Peabody Energy Corp. (
BTU)
Q4 2009 Earnings Call Transcript
January 26, 2010 11:00 a.m. ET
Executives
Vic Svec - SVP, Investor Relations and Corporate Communications
Gregory H. Boyce - Chairman and Chief Executive Officer
Michael C. Crews - Executive Vice President and Chief Financial Officer
Richard A. Navarre - President and Chief Commercial Officer
Analysts
Michael Dudas - Jefferies & Company
Brian Singer - Goldman Sachs
David Khani - FBR Capital Markets & Co.
Paul Forward - Stifel Nicolaus & Company, Inc.
Kuni Chen - Banc of America/Merrill Lynch
Mark Liinamaa - Morgan Stanley
David Gagliano - Credit Suisse
David Lipschitz - CLSA
Curtis Woodworth - Macquarie Research Equities
Jeremy Sussman - Brean Murray, Carret & Co.

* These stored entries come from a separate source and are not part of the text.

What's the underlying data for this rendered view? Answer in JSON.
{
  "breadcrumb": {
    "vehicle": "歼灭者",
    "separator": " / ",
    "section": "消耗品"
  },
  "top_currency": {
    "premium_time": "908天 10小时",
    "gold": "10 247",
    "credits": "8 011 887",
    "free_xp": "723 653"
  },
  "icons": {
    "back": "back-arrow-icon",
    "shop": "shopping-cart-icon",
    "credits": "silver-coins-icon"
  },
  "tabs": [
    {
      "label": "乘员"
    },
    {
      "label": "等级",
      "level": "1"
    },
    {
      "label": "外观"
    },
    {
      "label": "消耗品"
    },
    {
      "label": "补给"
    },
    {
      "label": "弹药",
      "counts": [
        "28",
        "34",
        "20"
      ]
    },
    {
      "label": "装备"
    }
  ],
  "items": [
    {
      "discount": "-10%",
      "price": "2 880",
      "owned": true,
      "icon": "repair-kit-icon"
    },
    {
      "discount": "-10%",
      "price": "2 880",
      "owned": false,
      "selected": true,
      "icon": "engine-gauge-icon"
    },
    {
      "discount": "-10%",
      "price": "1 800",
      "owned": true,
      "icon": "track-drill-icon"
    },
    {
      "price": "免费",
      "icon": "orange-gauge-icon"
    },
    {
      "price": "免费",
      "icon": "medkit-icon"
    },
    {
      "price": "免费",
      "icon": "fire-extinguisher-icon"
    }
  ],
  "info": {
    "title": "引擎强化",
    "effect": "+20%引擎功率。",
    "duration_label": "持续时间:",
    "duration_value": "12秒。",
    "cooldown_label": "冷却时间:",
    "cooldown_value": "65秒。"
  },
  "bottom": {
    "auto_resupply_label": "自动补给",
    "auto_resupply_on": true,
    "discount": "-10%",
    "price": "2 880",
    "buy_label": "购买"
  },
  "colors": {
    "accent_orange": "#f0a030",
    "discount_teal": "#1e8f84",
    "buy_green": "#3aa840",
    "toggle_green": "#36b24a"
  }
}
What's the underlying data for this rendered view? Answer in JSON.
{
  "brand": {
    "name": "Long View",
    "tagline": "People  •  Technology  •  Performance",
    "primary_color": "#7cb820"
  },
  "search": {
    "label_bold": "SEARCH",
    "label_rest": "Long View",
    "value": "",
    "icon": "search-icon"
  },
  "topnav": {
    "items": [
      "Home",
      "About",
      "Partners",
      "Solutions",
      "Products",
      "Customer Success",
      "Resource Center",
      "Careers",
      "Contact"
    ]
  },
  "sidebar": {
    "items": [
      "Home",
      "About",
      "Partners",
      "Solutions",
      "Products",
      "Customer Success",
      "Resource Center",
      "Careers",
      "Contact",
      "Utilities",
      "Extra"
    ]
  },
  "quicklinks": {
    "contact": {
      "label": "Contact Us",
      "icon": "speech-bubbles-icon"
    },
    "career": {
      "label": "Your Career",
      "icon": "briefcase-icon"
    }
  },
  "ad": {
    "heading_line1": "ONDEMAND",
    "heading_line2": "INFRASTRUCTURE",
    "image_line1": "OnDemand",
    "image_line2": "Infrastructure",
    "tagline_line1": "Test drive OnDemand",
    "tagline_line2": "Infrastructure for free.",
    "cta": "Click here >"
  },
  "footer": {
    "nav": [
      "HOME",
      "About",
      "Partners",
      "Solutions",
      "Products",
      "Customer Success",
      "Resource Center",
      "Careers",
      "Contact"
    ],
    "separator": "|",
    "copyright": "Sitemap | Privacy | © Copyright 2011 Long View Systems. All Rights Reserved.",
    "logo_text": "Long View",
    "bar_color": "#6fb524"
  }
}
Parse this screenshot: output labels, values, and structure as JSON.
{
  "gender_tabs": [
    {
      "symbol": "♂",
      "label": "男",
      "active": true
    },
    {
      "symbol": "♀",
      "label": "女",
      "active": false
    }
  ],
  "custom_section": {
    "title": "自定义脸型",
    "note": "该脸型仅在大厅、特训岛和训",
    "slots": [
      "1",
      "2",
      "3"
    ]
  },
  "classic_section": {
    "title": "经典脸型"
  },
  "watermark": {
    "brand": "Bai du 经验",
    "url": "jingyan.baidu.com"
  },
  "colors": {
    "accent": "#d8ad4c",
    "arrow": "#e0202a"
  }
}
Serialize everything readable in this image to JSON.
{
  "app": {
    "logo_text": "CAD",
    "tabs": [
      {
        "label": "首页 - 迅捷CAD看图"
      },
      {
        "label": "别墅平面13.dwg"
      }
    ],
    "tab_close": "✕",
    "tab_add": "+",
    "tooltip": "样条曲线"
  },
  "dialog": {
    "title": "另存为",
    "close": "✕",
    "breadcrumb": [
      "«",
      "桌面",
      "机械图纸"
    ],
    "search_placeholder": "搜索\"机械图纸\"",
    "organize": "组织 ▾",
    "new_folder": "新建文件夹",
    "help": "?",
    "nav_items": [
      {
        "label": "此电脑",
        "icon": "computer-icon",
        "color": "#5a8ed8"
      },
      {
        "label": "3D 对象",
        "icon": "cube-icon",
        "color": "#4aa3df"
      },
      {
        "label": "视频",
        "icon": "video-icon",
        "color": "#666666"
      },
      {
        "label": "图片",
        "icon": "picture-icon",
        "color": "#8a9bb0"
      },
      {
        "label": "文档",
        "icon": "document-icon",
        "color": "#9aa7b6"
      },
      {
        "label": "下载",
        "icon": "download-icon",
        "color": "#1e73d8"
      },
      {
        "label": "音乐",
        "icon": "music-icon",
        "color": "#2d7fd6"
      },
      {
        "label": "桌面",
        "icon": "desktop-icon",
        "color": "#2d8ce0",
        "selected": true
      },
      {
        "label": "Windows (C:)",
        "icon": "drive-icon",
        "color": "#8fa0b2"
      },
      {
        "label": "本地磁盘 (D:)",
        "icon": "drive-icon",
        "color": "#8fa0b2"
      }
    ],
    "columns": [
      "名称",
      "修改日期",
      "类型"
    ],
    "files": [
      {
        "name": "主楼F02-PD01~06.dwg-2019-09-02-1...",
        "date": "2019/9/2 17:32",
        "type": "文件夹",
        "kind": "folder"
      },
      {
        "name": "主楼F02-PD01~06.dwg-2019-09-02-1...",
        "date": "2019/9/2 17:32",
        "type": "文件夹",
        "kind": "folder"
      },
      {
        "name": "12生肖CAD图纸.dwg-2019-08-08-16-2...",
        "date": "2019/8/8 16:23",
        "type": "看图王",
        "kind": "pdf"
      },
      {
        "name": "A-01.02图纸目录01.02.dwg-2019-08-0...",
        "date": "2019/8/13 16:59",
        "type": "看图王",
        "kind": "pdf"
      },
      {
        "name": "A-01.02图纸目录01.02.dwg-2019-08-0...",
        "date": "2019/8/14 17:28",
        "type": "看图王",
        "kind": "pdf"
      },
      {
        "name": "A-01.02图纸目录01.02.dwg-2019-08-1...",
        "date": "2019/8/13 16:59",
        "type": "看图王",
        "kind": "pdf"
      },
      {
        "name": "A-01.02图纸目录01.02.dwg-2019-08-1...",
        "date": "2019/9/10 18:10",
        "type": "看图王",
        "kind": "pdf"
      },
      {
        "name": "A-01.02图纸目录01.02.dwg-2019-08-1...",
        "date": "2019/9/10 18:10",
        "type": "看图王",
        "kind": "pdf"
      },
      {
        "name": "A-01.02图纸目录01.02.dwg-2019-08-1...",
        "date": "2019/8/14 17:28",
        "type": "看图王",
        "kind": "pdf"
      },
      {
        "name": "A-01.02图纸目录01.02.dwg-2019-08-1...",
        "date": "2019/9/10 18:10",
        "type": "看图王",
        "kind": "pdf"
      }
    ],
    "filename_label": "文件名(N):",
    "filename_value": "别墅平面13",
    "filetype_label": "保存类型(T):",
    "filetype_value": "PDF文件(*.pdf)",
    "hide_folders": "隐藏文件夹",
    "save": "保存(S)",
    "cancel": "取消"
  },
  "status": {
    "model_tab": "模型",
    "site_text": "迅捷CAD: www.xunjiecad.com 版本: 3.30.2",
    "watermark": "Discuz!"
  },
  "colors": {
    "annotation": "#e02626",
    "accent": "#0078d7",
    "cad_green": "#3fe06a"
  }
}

Pearce Hammond - Simmons & Company International
Meredith Bandy - BMO Capital Markets
John Bridges - J.P. Morgan Securities Inc.
Shneur Gershuni - UBS
Presentation
Operator
Ladies and gentlemen, thank you for standing by. And welcome to the Peabody Energy Year End Earnings Call. Before the conference all the participants are in a listen-only mode. However there will be an opportunity for your questions and instructions will be given at that time. If you need any assistance please star then zero. As a reminder, today’s call is being recorded.
With that being said, I’ll turn the conference over to the Senior Vice President, Investor Relations, Corporate Communication, Mr. Vic Svec. Please go ahead.
Vic Svec
Well, John. And good morning, everyone. Thanks very much for taking part in the conference call for BTU this morning. And with us today are Chairman and CEO, Greg Boyce; Executive Vice President and CFO, Mike Crews, as well as, President and Chief Commercial Officer, Rick Navarre.
Our forward-looking statements should be considered along with the risk factors that we note at the end of the release, as well as, the MD&A section of our filed documents, and we also refer you to peabodyenergy.com for additional information.
With that, I’ll turn the call over to Greg.
Gregory H. Boyce
Thanks, Vic. And good morning, everyone. In 2009 Peabody turned in superior results in the face of the great recession. We reported our second best earnings in our 126 year history, second only to 2008. We expanded our U.S. margins thanks to our contracting strategies and cost containment actions, shipped record thermal and met coal to China, unveiled a five-year plan to double our Australian exports, built out our Asian business development and trading activities and raised our liquidity to record levels.
As operators, marketers, developers and portfolio managers, we have long designed Peabody to make money in all market conditions and great money in good markets. Having weathered the worst of the global recession, we’re looking at improving market fundamentals and are poised to deliver on the many growth opportunities we see.
Now turning to the improved market conditions, benchmark thermal coal prices have risen to reflect higher electricity demand, which is set to return to solid grades around the world and metallurgical coal prices this year are likely to set the second highest benchmark. Global steel production is forecast to climb 9% in 2010.
It’s clear that China, India and emerging Asia remain at a full throttle base that continues to dwarf the U.S. and Atlantic. Industrial production soared at rates of 10% to 30% late in 2009, in places such as China, India, Korea and Taiwan.
Last year, the Pacific seaborne markets were driven by one trend, China imports. This year, we see China maintaining or increasing the strong level of imports with the only limiting factor being the growth in imports by other Asian nations that are quickly recovering. As such, we appear on track for another year of 8% growth in Pacific seaborne coal demand.
China, of course, is the major force reshaping global resource markets. I’ll address the simple question we’ve heard for years, is the import trend in China sustainable? In a word, yes.
We’re in a new paradigm, and I’m convinced that China will remain a significant importer based on domestic need, strategic intent and aggressive actions to acquire resources outside of its boarders.